The slaughterhouse production line (101 ) may comprise a load cell (118). The load cell (118) may be configured to provide a mass value representing the mass of the meat product (106) and the tray (104).

The mass value may be included in the feature descriptors input to the computer-implemented classifier (116), thereby assisting the computer- implemented classifier (116) in classification of the meat product (106). The image recording station (114) may comprise multiple cameras arranged above the trays passing on the conveyor (102) and inclined along respective multiple axes. The image recording station (114) may record respective multiple images of a meat product while the meat product, placed in a tray, passes the image recording station at the conveyor. Information about each of the respective multiple images, acquired from the respective cameras, may be included in the feature descriptors input to the computer-implemented classifier (116).

The slaughterhouse production line (101 ) may comprise an electronic device with (120) a user interface for interaction with a human operator configured to be in communication with the manufacturing execution system (108). The computer-implemented classifier (116) may perform classification in accordance with a mapping function.

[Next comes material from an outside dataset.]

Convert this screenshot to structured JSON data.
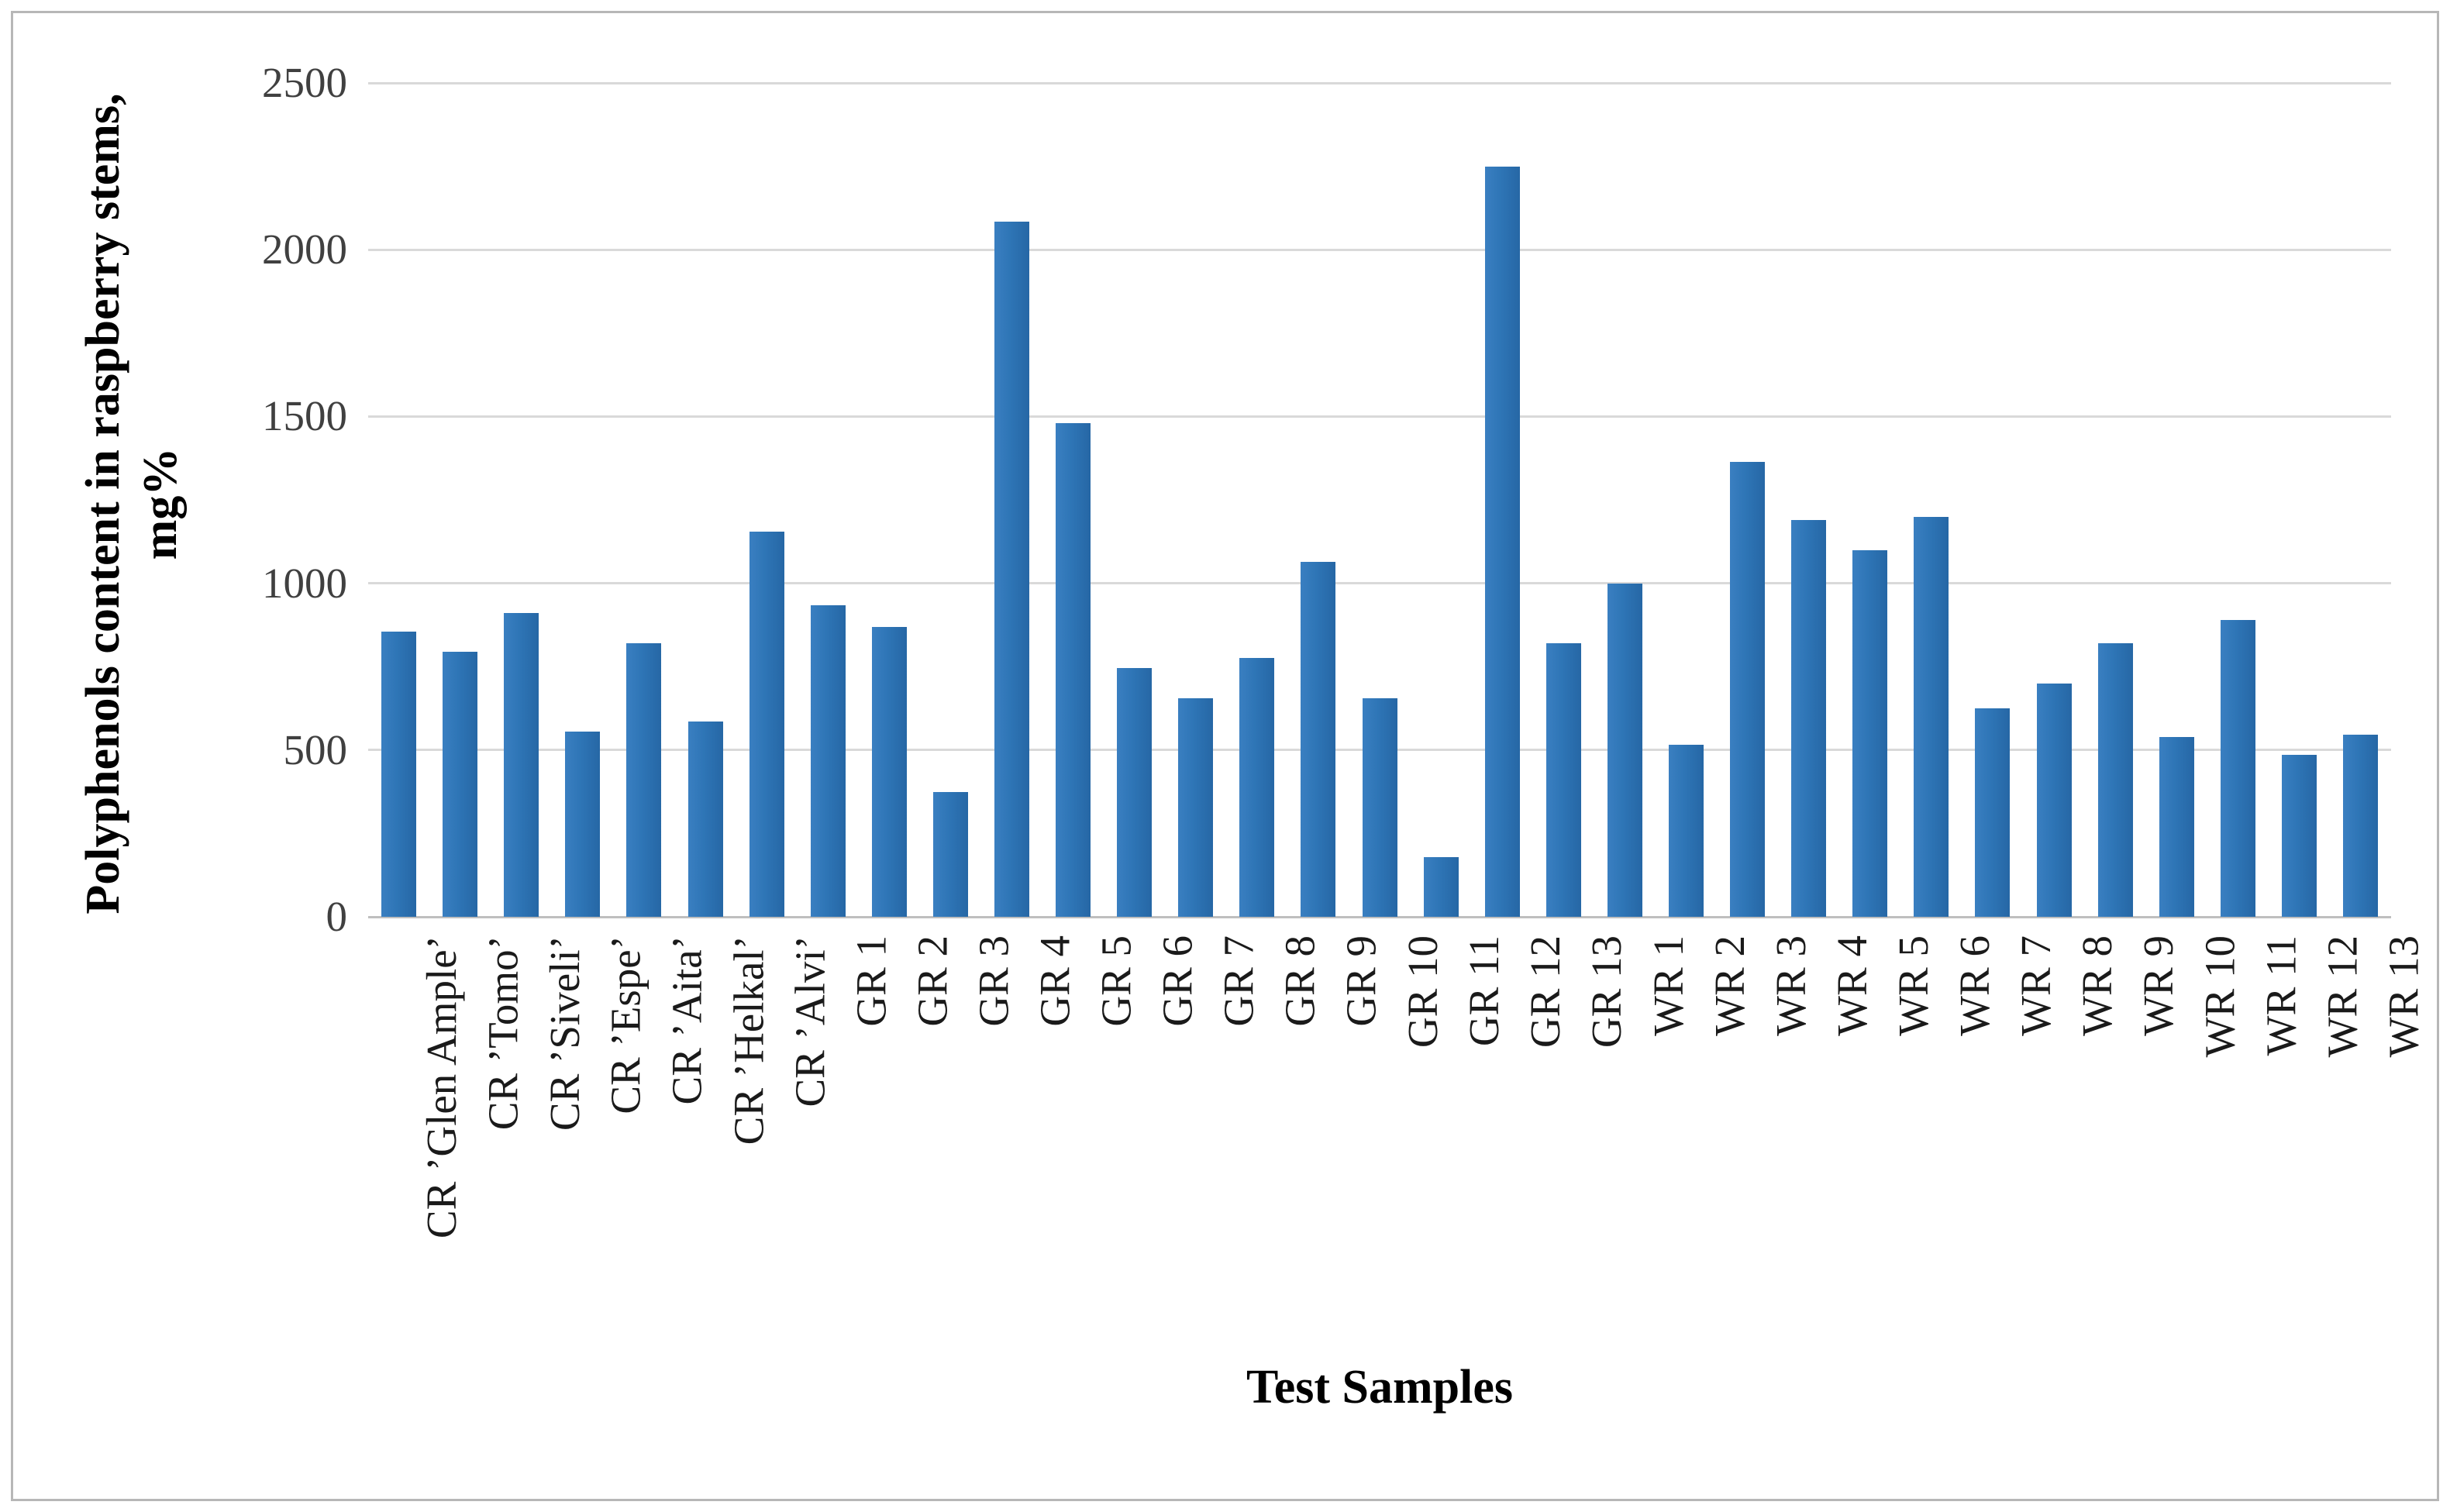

A human operator at a visual inspection position (122) may perform visual inspection of the meat product (106) in the tray (104). The human operator, at the visual inspection position (122), may provide input to the electronic device (120) via the user interface. The input may be selecting a product type in response to the visual inspection of the meat product (106) in the tray (104).

The computer-implemented classifier (116) may be part of a classification module (130). The classification module (130) may further comprise a selector (126) and an image processor (128).

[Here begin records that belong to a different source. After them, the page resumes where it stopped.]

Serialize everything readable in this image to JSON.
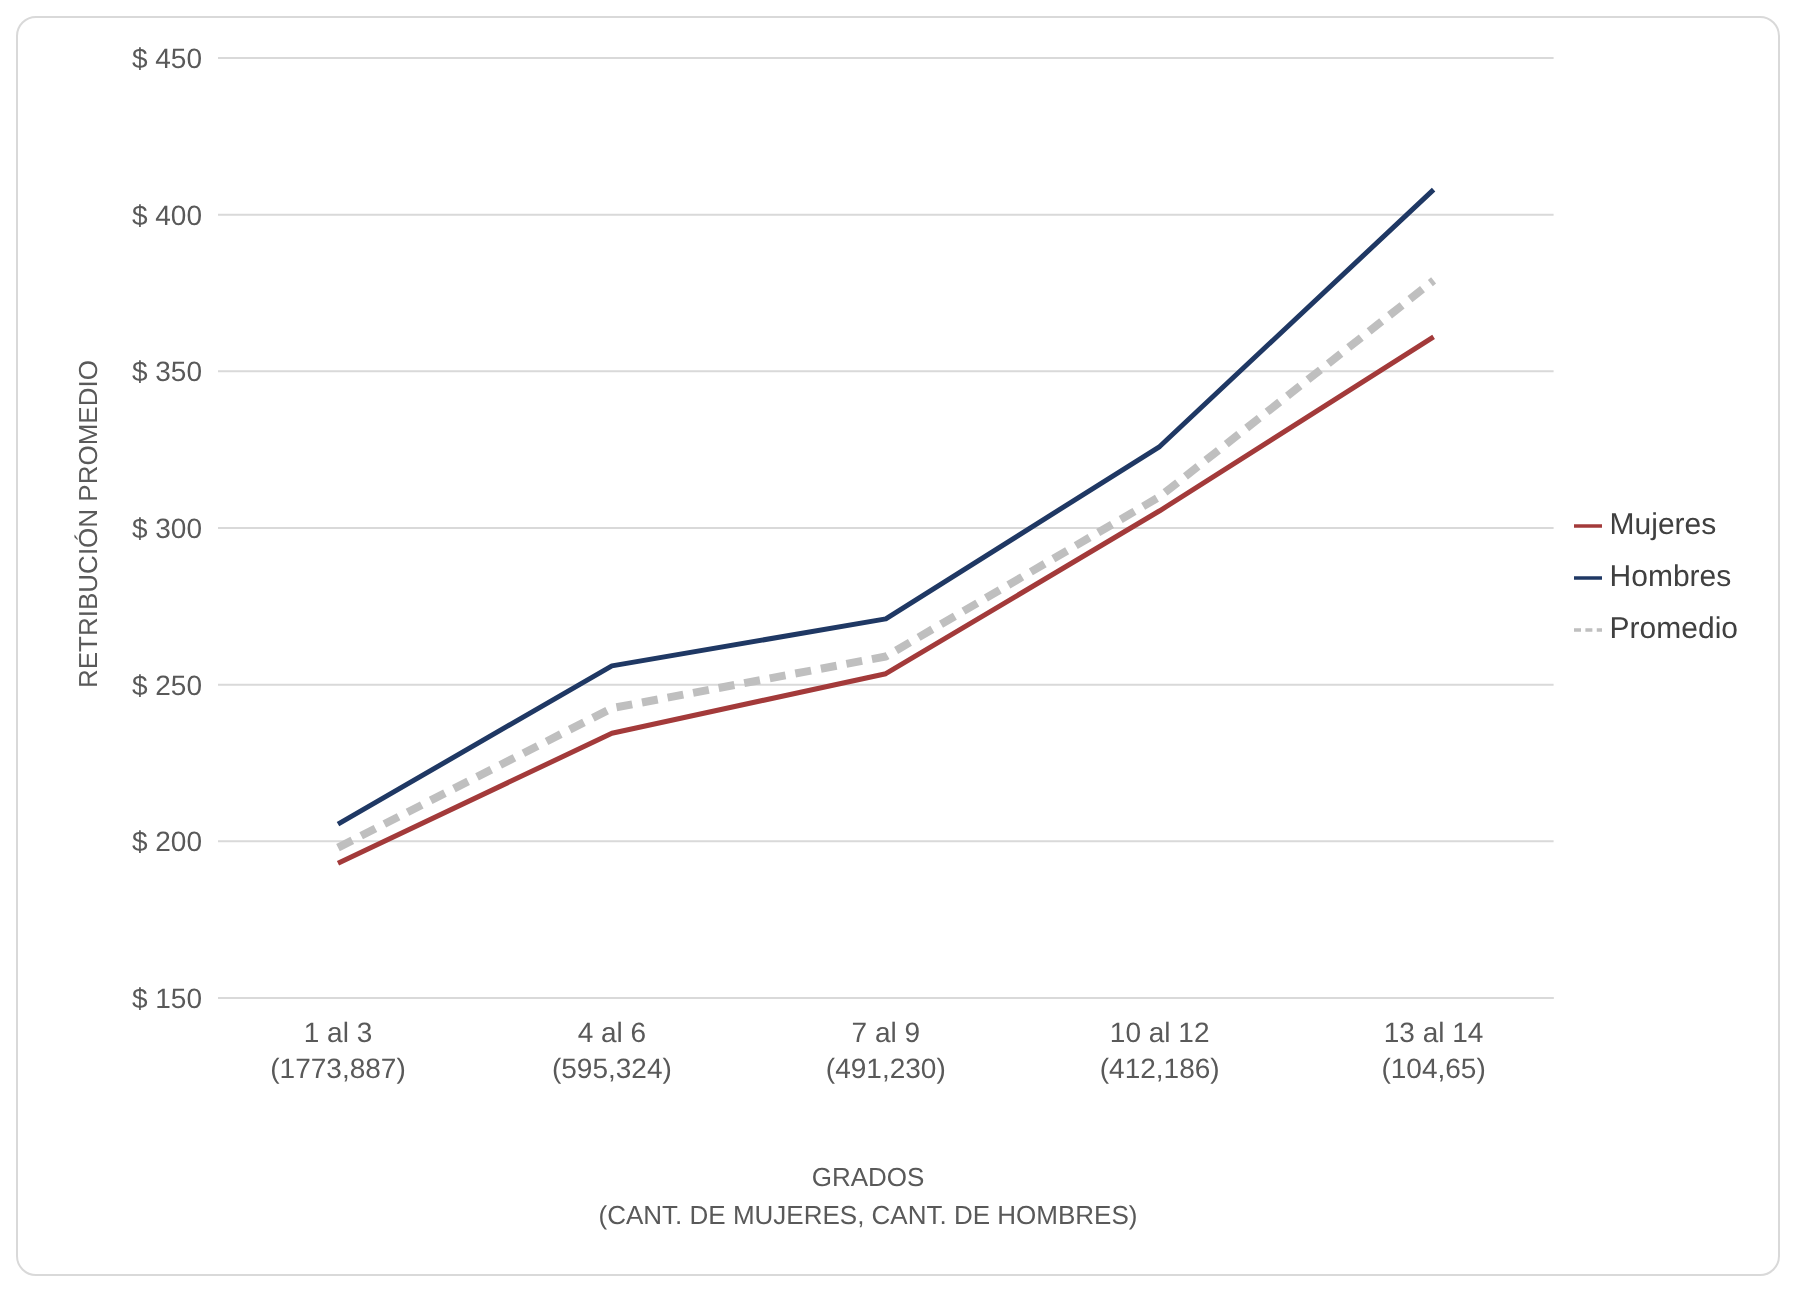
{
  "chart_data": {
    "type": "line",
    "ylabel": "RETRIBUCIÓN PROMEDIO",
    "xlabel": "GRADOS\n(CANT. DE MUJERES, CANT. DE HOMBRES)",
    "categories": [
      "1 al 3\n(1773,887)",
      "4 al 6\n(595,324)",
      "7 al 9\n(491,230)",
      "10 al 12\n(412,186)",
      "13 al 14\n(104,65)"
    ],
    "series": [
      {
        "name": "Mujeres",
        "color": "#a33a3a",
        "values": [
          193,
          234.5,
          253.5,
          305.5,
          361
        ]
      },
      {
        "name": "Hombres",
        "color": "#1f3864",
        "values": [
          205.5,
          256,
          271,
          326,
          408
        ]
      },
      {
        "name": "Promedio",
        "color": "#bfbfbf",
        "values": [
          198,
          242.5,
          259,
          310,
          379
        ],
        "line_style": "dashed"
      }
    ],
    "ylim": [
      150,
      450
    ],
    "yticks": [
      {
        "value": 150,
        "label": "$ 150"
      },
      {
        "value": 200,
        "label": "$ 200"
      },
      {
        "value": 250,
        "label": "$ 250"
      },
      {
        "value": 300,
        "label": "$ 300"
      },
      {
        "value": 350,
        "label": "$ 350"
      },
      {
        "value": 400,
        "label": "$ 400"
      },
      {
        "value": 450,
        "label": "$ 450"
      }
    ],
    "grid": "y",
    "legend": "right",
    "marker": "none",
    "line_style": "solid"
  }
}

The manufacturing execution system (108) may comprise a data base (124). Alternatively, the manufacturing execution system (108) may be connected with or may be in communication with a data base (124). Fig. 2 shows a flowchart of a method (201 ) of classification and assisting a computer-implemented classifier at a slaughterhouse.

The method is related to the features of fig. 1.

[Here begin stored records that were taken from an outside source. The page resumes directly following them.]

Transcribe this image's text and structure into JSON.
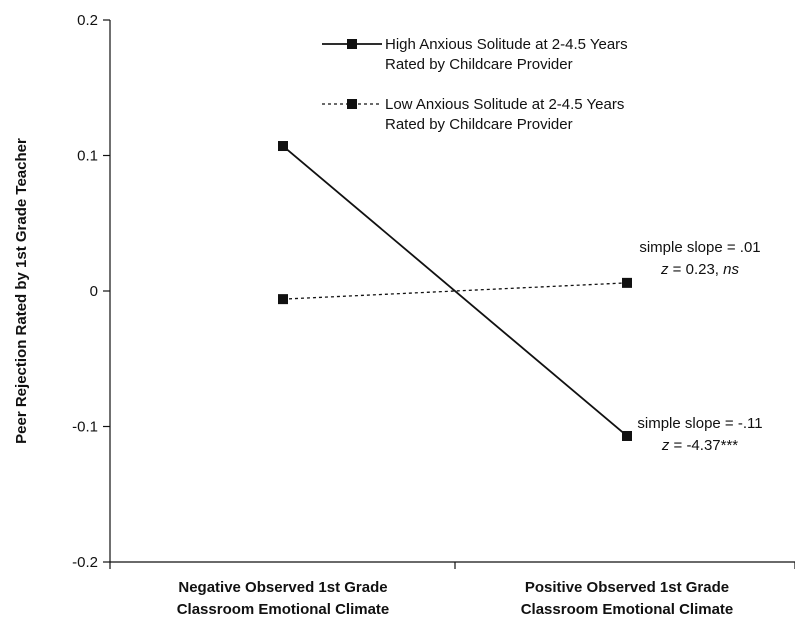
{
  "chart_data": {
    "type": "line",
    "categories": [
      [
        "Negative Observed 1st Grade",
        "Classroom Emotional Climate"
      ],
      [
        "Positive Observed 1st Grade",
        "Classroom Emotional Climate"
      ]
    ],
    "ylabel": "Peer Rejection Rated by 1st Grade Teacher",
    "xlabel": "",
    "ylim": [
      -0.2,
      0.2
    ],
    "yticks": [
      {
        "value": 0.2,
        "label": "0.2"
      },
      {
        "value": 0.1,
        "label": "0.1"
      },
      {
        "value": 0.0,
        "label": "0"
      },
      {
        "value": -0.1,
        "label": "-0.1"
      },
      {
        "value": -0.2,
        "label": "-0.2"
      }
    ],
    "grid": false,
    "legend_position": "top-right",
    "series": [
      {
        "name": "High Anxious Solitude at 2-4.5 Years\nRated by Childcare Provider",
        "style": "solid",
        "values": [
          0.107,
          -0.107
        ],
        "annotation": {
          "line1": "simple slope = -.11",
          "z_prefix": "z",
          "z_rest": " = -4.37***",
          "ns": ""
        }
      },
      {
        "name": "Low Anxious Solitude at 2-4.5 Years\nRated by Childcare Provider",
        "style": "dashed",
        "values": [
          -0.006,
          0.006
        ],
        "annotation": {
          "line1": "simple slope = .01",
          "z_prefix": "z",
          "z_rest": " = 0.23, ",
          "ns": "ns"
        }
      }
    ],
    "colors": {
      "line": "#111111",
      "marker": "#111111"
    }
  }
}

The method may comprise acquiring (203) an image recorded by an image recording station. The method may comprise querying (204) a data base of a manufacturing execution system for the current production recipes each listing multiple meat product types. The method may comprise reading (205) a mass value from a load cell. The method may comprise inputting (206) the image, current production recipe and mass value to a computer-implemented classifier. The method may comprise performing (207) classification. The computer-implemented classifier may perform classification in accordance with a mapping function.

The method may comprise recording (208) classification at the manufacturing execution system together with an identifier. The identifier may be selected by a selector based on an output from the computer-implemented classifier. The output from the computer-implemented classifier may by an array of likelihood values with likelihood values associated with respective meat product types. The likelihood values may be associated with meat product types selected from one or more production recipes each listing multiple meat product types.

The method may comprise reading (209) the identifier at a visual inspection position. The method may comprise receiving (210) input from the human operator. The input from the human operator may be associated with a tray identifier associated with the tray at a visual inspection position. The method may comprise updating (211 ) a mapping function, based on a determination that the that the operator input corresponds to selection of a product type different from the classification product type; and in accordance therewith updating the mapping function of the computer-implemented classifier.